Over 100 people, in some cases with no previous industry experience, have graduated from the basic TDS training course and the variety of course modules available has been expanded from the entry level of rig work.
Greymouth chief executive Mark Dunphy told the New Zealand Oil and Gas Exhibition and Conference in New Plymouth yesterday that New Zealand’s high level of energy development meant there were “huge demands” on the country’s human capital.
Despite the TDS’s success, New Zealand was still “critically short” of qualified drilling personnel, he said.
He went on to say that until the TDS had been set up, no one in New Zealand had provided state-of-the-art industry training since the days of government-owned Petrocorp about 20 years ago.

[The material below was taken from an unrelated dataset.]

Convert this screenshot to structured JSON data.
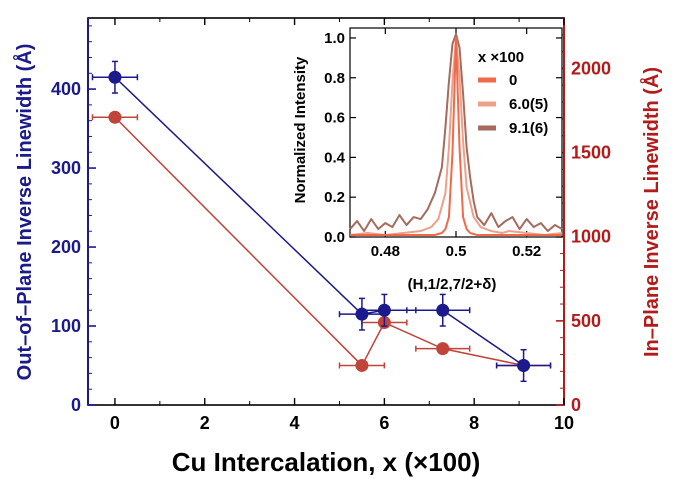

“It is critical for our Greymouth business that we provide best-practice training facilities for our graduates,” he said.
“Greymouth is offering graduates with an engineering or similar degree, with or without previous industry experience, the opportunity to join Greymouth through the Pathways to Petroleum educational framework.”
He did not specify what financial assistance Greymouth was offering for this training development.
But he said the program would guide cadets through the various stages of petroleum exploration and commercialisation, from the geological origins of hydrocarbons, to the retail petrol station and electrical power plants.